Jane Birkin / This much I know / "I see the best qualities of my three husbands in each of my children"


Jane Birkin




This much I know



Jane Birkin
"I see the best qualities of my three husbands 

in each of my children"

Jane Birkin, actor and singer, 59, London


Bryony Gordon
Sunday 12 March 2006 00.13 GMT


If someone knows who I am it is not because of my films or my music. It is because I was attached to something, to Serge. I've done nothing definitively wonderful in my life and I don't mind that.
My Hermes Birkin bag has really bust my arm. I love it, but I lug so much stuff around in it that I believe it is part of the reason I have tendonitis. So now I have my sporran - £5 from Edinburgh. It's a delicious article that fits just the necessities in it. I told Hermes that if I was them, I would look seriously into the possibility of creating a sporran.

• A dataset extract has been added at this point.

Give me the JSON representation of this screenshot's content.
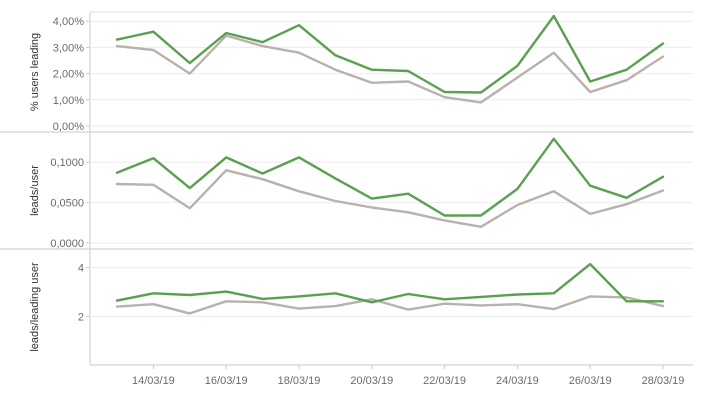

People know exactly where they were, or who they were in bed with, when they first heard 'Je t'aime Moi Non Plus'. I don't think you can get through the day in France without hearing it.
I see the best qualities of my three husbands in each of my children, whereas their flaws come from me. Kate is a visionary like John [Barry, her first husband] and she is very modest. Charlotte has that quality in her private life of being candid, and never speaking about subjects of which she doesn't know a thing - unlike my good self - and that's what Serge had. And then there's Lou [from her last marriage to Jacques Doillon], who has the same oddly British sense of humour as her father. She's the only one of my children whom I can laugh about Dickens with. She understands the Beano. She gets the point of the Bash Street Kids.


There are people like Kafka and Proust who you could not say you would have missed had they not been born because you can almost not imagine that they existed. And that is because they changed everything. It is the same with Serge.
France has adopted me for nearly 30 years now and I feel the same way towards it as I imagine a child does towards their adoptive mother and father. Eventually they can go and find their real parents, but often they don't because they are scared of being disappointed, fearful of interrupting these people's new life and hurting those who brought them up.


It sounds a dreadful thing to say, but with death, sometimes a human is so magnificent that you have not seen the person standing just behind them. My Ma was behind my Pa, and I had 15 wonderful years with her. Now I have discovered my little sister.
I am not in a relationship, unless you count my bulldog, Dora. It is a disturbing thought that if I kick off with somebody now, he won't know what my Ma or my father were like. It would be nice to cross paths again with that boy I shared an apple with in the Isle of Wight when I was 16. But I expect he is very different now, and probably likes horses and things.



There is a civic quality in the English. They are so kind, with a reverence for rules. During the fuel crisis, my father was wondering which room he should heat. I said, 'Just heat the whole house,' and he replied: 'You have got so French! Hospitals will suffer!' I am proud that people cross the road at special places, whereas in France it is a national sport to knobble pedestrians.
I turn 60 in December this year, though it should be February of next year. I was due to pop out in 1947, which was a better year for wine, but my great misfortune was to make a fuss and come out at Christmas instead.
When I go, I won't have an epitaph or a gravestone. I hope I'm going to be put in a marmalade jar, which will just say 'Ma'. I think that is more comforting than winning an Oscar.